Estaminet Tomeno Mercier

Estaminet Tomeno Mercier

24 juin 2012

DES CLIENTS PAS TOUT À FAIT COMME LES AUTRES…..

Françoise Tomeno
24 juin 2012

J’ai rencontré leurs cousins à la Grange de Meslay hier soir : ils sont là à tous les concerts, je pense qu’ils prennent un abonnement chaque année. On dit qu’ils viennent à la Grange même lorsqu’il n’y a pas de concert, tant ils aiment ce lieu. Ils font partie de la branche rurale de la famille.

Ceux dont je vous parle aujourd’hui font partie de la branche urbaine. Certains d’entre eux habitaient, il n’y a pas si longtemps encore, juste devant le bistrot, sur la place. Ils ont dû quitter leur logement parce  que celui-ci a été abattu, pour des raisons que j’ignore. Les autres sont tous du quartier.

Ils sont suffisamment nombreux pour qu’il y ait, à toute heure de la journée, l’un d’entre eux de passage au bistrot ; ils viennent en nombre l’été. Ils consomment tous la même chose, et en toute saison.

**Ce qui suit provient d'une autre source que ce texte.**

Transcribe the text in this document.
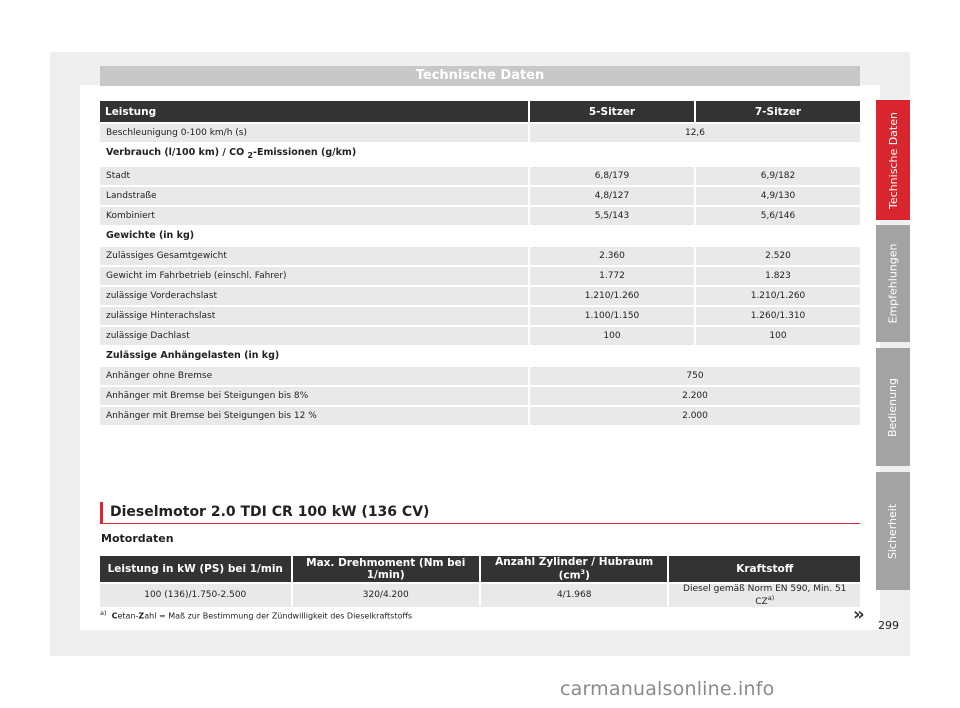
Technische Daten
Leistung	5-Sitzer	7-Sitzer
Beschleunigung 0-100 km/h (s)	12,6	
Verbrauch (l/100 km) / CO $_2$-Emissionen (g/km)		
Stadt	6,8/179	6,9/182
Landstraße	4,8/127	4,9/130
Kombiniert	5,5/143	5,6/146
Gewichte (in kg)		
Zulässiges Gesamtgewicht	2.360	2.520
Gewicht im Fahrbetrieb (einschl. Fahrer)	1.772	1.823
zulässige Vorderachslast	1.210/1.260	1.210/1.260
zulässige Hinterachslast	1.100/1.150	1.260/1.310
zulässige Dachlast	100	100
Zulässige Anhängelasten (in kg)		
Anhänger ohne Bremse	750	
Anhänger mit Bremse bei Steigungen bis 8%	2.200	
Anhänger mit Bremse bei Steigungen bis 12 %	2.000	
Dieselmotor 2.0 TDI CR 100 kW (136 CV)
Motordaten
Leistung in kW (PS) bei 1/min	Max. Drehmoment (Nm bei 1/min)	Anzahl Zylinder / Hubraum $(cm^3)$	Kraftstoff
100 (136)/1.750-2.500	320/4.200	4/1.968	Diesel gemäß Norm EN 590, Min. 51 CZ$^{a)}$
$^{a)}$ Cetan-Zahl = Maß zur Bestimmung der Zündwilligkeit des Dieselkraftstoffs	»
299
Technische Daten
Empfehlungen
Bedienung
Sicherheit
carmanualsonline.info
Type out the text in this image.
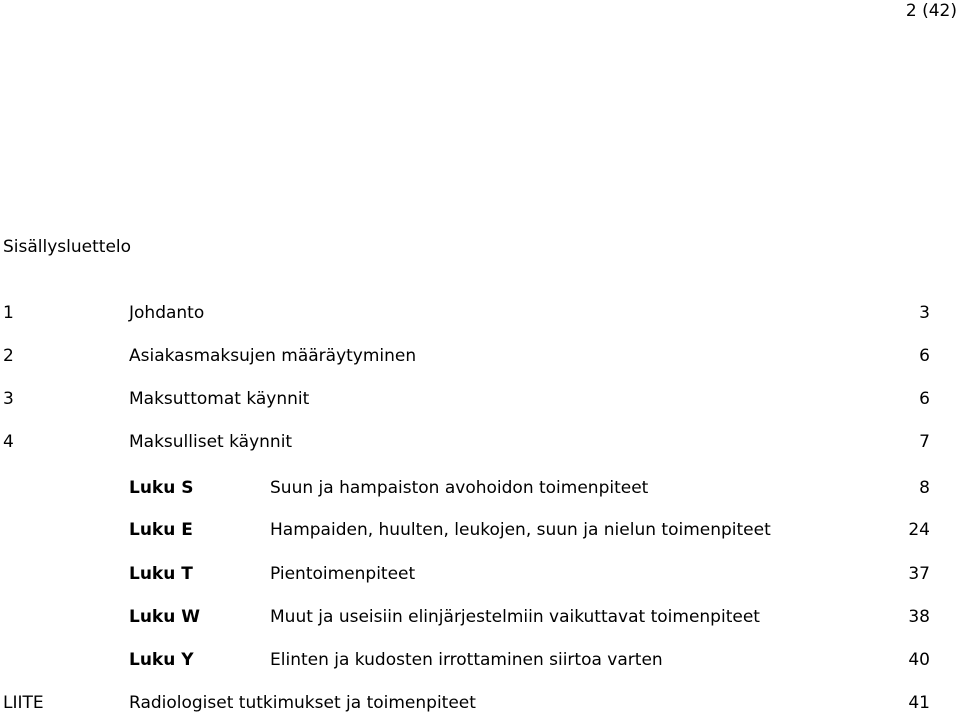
2 (42)
Sisällysluettelo
1	Johdanto	3
2	Asiakasmaksujen määräytyminen	6
3	Maksuttomat käynnit	6
4	Maksulliset käynnit	7
Luku S	Suun ja hampaiston avohoidon toimenpiteet	8
Luku E	Hampaiden, huulten, leukojen, suun ja nielun toimenpiteet	24
Luku T	Pientoimenpiteet	37
Luku W	Muut ja useisiin elinjärjestelmiin vaikuttavat toimenpiteet	38
Luku Y	Elinten ja kudosten irrottaminen siirtoa varten	40
LIITE	Radiologiset tutkimukset ja toimenpiteet	41
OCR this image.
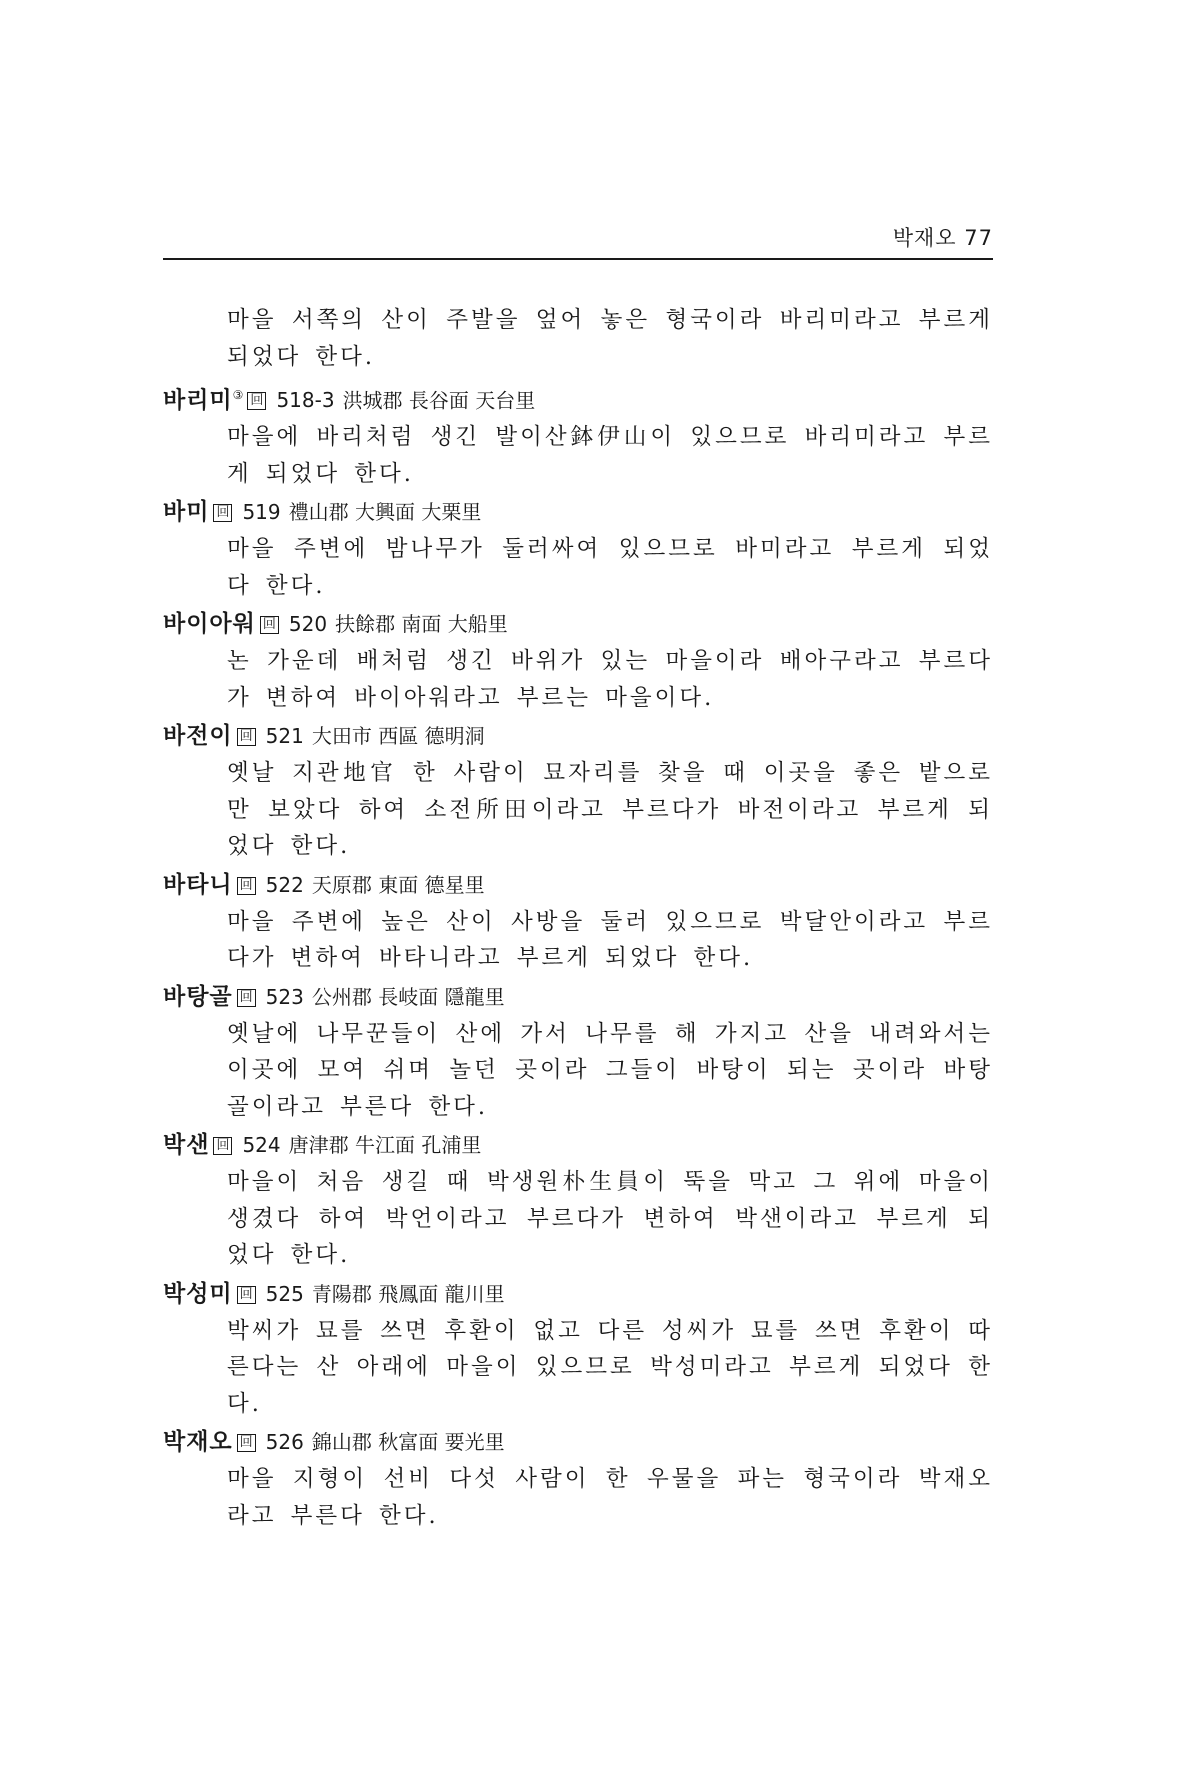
박재오 77
마을 서쪽의 산이 주발을 엎어 놓은 형국이라 바리미라고 부르게 되었다 한다.
바리미③ 回 518-3 洪城郡 長谷面 天台里
마을에 바리처럼 생긴 발이산鉢伊山이 있으므로 바리미라고 부르게 되었다 한다.
바미 回 519 禮山郡 大興面 大栗里
마을 주변에 밤나무가 둘러싸여 있으므로 바미라고 부르게 되었다 한다.
바이아워 回 520 扶餘郡 南面 大船里
논 가운데 배처럼 생긴 바위가 있는 마을이라 배아구라고 부르다가 변하여 바이아워라고 부르는 마을이다.
바전이 回 521 大田市 西區 德明洞
옛날 지관地官 한 사람이 묘자리를 찾을 때 이곳을 좋은 밭으로만 보았다 하여 소전所田이라고 부르다가 바전이라고 부르게 되었다 한다.
바타니 回 522 天原郡 東面 德星里
마을 주변에 높은 산이 사방을 둘러 있으므로 박달안이라고 부르다가 변하여 바타니라고 부르게 되었다 한다.
바탕골 回 523 公州郡 長岐面 隱龍里
옛날에 나무꾼들이 산에 가서 나무를 해 가지고 산을 내려와서는 이곳에 모여 쉬며 놀던 곳이라 그들이 바탕이 되는 곳이라 바탕골이라고 부른다 한다.
박샌 回 524 唐津郡 牛江面 孔浦里
마을이 처음 생길 때 박생원朴生員이 뚝을 막고 그 위에 마을이 생겼다 하여 박언이라고 부르다가 변하여 박샌이라고 부르게 되었다 한다.
박성미 回 525 青陽郡 飛鳳面 龍川里
박씨가 묘를 쓰면 후환이 없고 다른 성씨가 묘를 쓰면 후환이 따른다는 산 아래에 마을이 있으므로 박성미라고 부르게 되었다 한다.
박재오 回 526 錦山郡 秋富面 要光里
마을 지형이 선비 다섯 사람이 한 우물을 파는 형국이라 박재오라고 부른다 한다.
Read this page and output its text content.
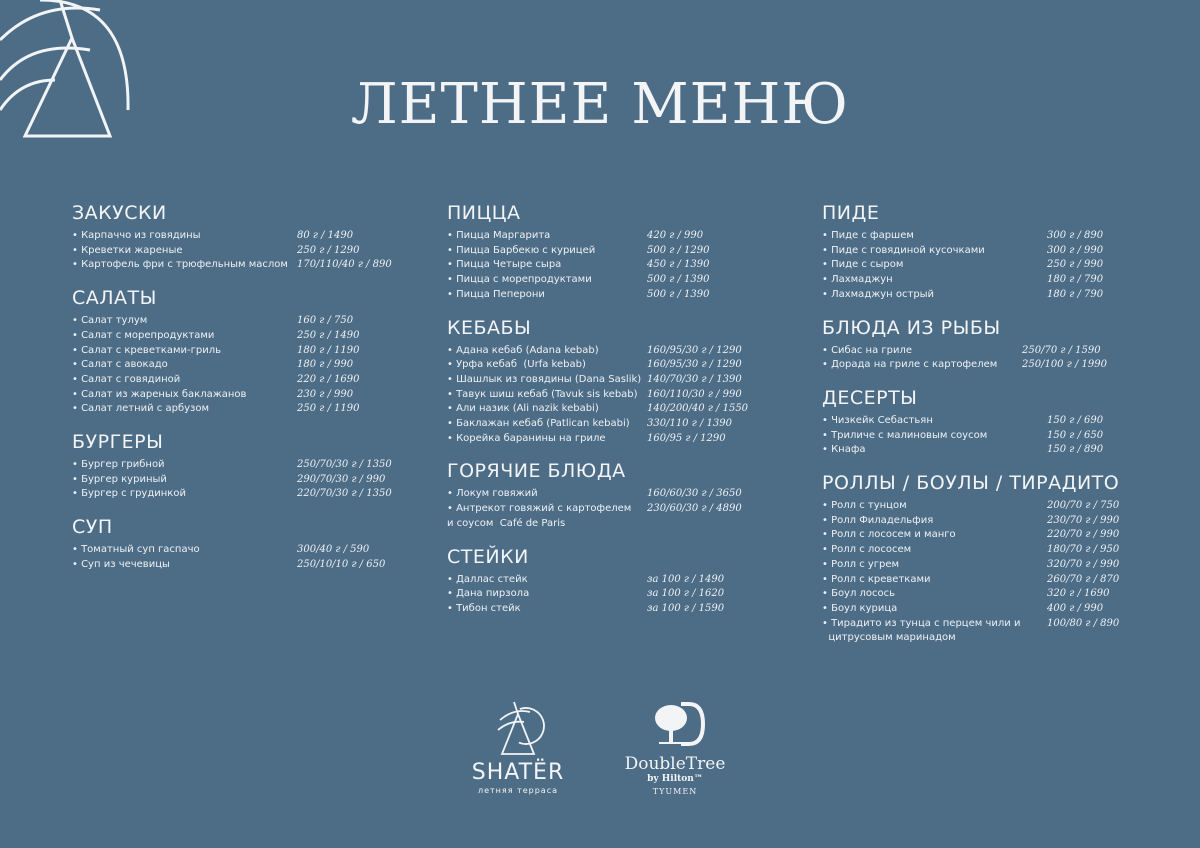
ЛЕТНЕЕ МЕНЮ
ЗАКУСКИ
• Карпаччо из говядины	80 г / 1490
• Креветки жареные	250 г / 1290
• Картофель фри с трюфельным маслом 170/110/40 г / 890
САЛАТЫ
• Салат тулум	160 г / 750
• Салат с морепродуктами	250 г / 1490
• Салат с креветками-гриль	180 г / 1190
• Салат с авокадо	180 г / 990
• Салат с говядиной	220 г / 1690
• Салат из жареных баклажанов	230 г / 990
• Салат летний с арбузом	250 г / 1190
БУРГЕРЫ
• Бургер грибной	250/70/30 г / 1350
• Бургер куриный	290/70/30 г / 990
• Бургер с грудинкой	220/70/30 г / 1350
СУП
• Томатный суп гаспачо	300/40 г / 590
• Суп из чечевицы	250/10/10 г / 650
ПИЦЦА
• Пицца Маргарита	420 г / 990
• Пицца Барбекю с курицей	500 г / 1290
• Пицца Четыре сыра	450 г / 1390
• Пицца с морепродуктами	500 г / 1390
• Пицца Пеперони	500 г / 1390
КЕБАБЫ
• Адана кебаб (Adana kebab)	160/95/30 г / 1290
• Урфа кебаб  (Urfa kebab)	160/95/30 г / 1290
• Шашлык из говядины (Dana Saslik) 140/70/30 г / 1390
• Тавук шиш кебаб (Tavuk sis kebab) 160/110/30 г / 990
• Али назик (Ali nazik kebabi)	140/200/40 г / 1550
• Баклажан кебаб (Patlican kebabi) 330/110 г / 1390
• Корейка баранины на гриле	160/95 г / 1290
ГОРЯЧИЕ БЛЮДА
• Локум говяжий	160/60/30 г / 3650
• Антрекот говяжий с картофелем
и соусом  Café de Paris
230/60/30 г / 4890
СТЕЙКИ
• Даллас стейк	за 100 г / 1490
• Дана пирзола	за 100 г / 1620
• Тибон стейк	за 100 г / 1590
ПИДЕ
• Пиде с фаршем	300 г / 890
• Пиде с говядиной кусочками	300 г / 990
• Пиде с сыром	250 г / 990
• Лахмаджун	180 г / 790
• Лахмаджун острый	180 г / 790
БЛЮДА ИЗ РЫБЫ
• Сибас на гриле	250/70 г / 1590
• Дорада на гриле с картофелем 250/100 г / 1990
ДЕСЕРТЫ
• Чизкейк Себастьян	150 г / 690
• Триличе с малиновым соусом	150 г / 650
• Кнафа	150 г / 890
РОЛЛЫ / БОУЛЫ / ТИРАДИТО
• Ролл с тунцом	200/70 г / 750
• Ролл Филадельфия	230/70 г / 990
• Ролл с лососем и манго	220/70 г / 990
• Ролл с лососем	180/70 г / 950
• Ролл с угрем	320/70 г / 990
• Ролл с креветками	260/70 г / 870
• Боул лосось	320 г / 1690
• Боул курица	400 г / 990
• Тирадито из тунца с перцем чили и
цитрусовым маринадом
100/80 г / 890
SHATËR
летняя терраса
DoubleTree
by Hilton™
TYUMEN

Les cousins de la branche rurale sont chanteurs, c’est peut-être pour cela qu’ils affectionnent la Grange. Ils ont même une particularité, c’est celle de chantonner à chaque début de concert. Curieusement, la salle est toujours très tolérante.
C’est ce qu’ils ont fait hier soir, lors du concert du Quatuor Jérusalem. Ils ont accompagné le début du quatuor de Beethoven, puis ont fait silence par la suite, et toujours silence lorsque nous avons écouté Brahms. Par contre, ils se sont déchaînés lors du bis, un mouvement d’un quatuor de Debussy. Personne n’a récriminé.

Les cousins urbains présentent une autre particularité de déviance sociale. Ils sont plutôt voleurs. Et là aussi, curieusement, on ne leur en tient pas rigueur, on ne porte pas plainte. Je dois en effet vous préciser qu’ils ne paient jamais leur consommation. Il arrive que les habitués qui boivent du café, et qui connaissent leurs goûts, leur donnent une part de leur part. Parfois même, l’un de ces clients très particuliers vient se servir à la table sans que l’on ait le temps de s’en apercevoir… Je peux en témoigner, cela m’est arrivé un jour en terrasse. Le serveur avait à peine posé la tasse de café devant moi que le pain d’épices qui accompagne toujours le café s’était envolé. Incroyable.

Il y a quelques jours, un habitué, sur le pas de la porte qui est ouverte en été (deux portes sont ouvertes l’été, il faut faire courant d’air…), et alors que j’étais concentrée sur des notes de travail, me dit « Vous mangez votre pain d’épices ? ». Bien obligée de lever la tête, me voilà gagnée par un vieux fond de culpabilité qui remonte parfois dans les grandes circonstances : oui, je mange mon pain d’épices, j’aime le pain d’épices. Et lui, l’habitué, d’émietter sous mon nez, pour me culpabiliser sans doute encore un peu plus, son pain d’épices à lui. Damned, je suis faite. Parce que ma vieille solidarité de chanteuse avec les oiseaux est ébranlée.

Il y a un peu plus d’un an maintenant, à la fin de l’hiver, l’un de ces clients pas tout à fait comme les autres venait régulièrement dans le bistrot et attendait que l’un des serveurs lui laisse tomber presque négligemment (tu parles !) un bout de pain d’épices. Les serveurs et les serveuses l’avaient nommé Toto. Était-ce toujours le même oiseau Toto? Ou bien se passaient-ils le mot en famille ? Ils se ressemblent tous tellement dans cette famille!

Ce bistrot est décidément très accueillant, et tolérant.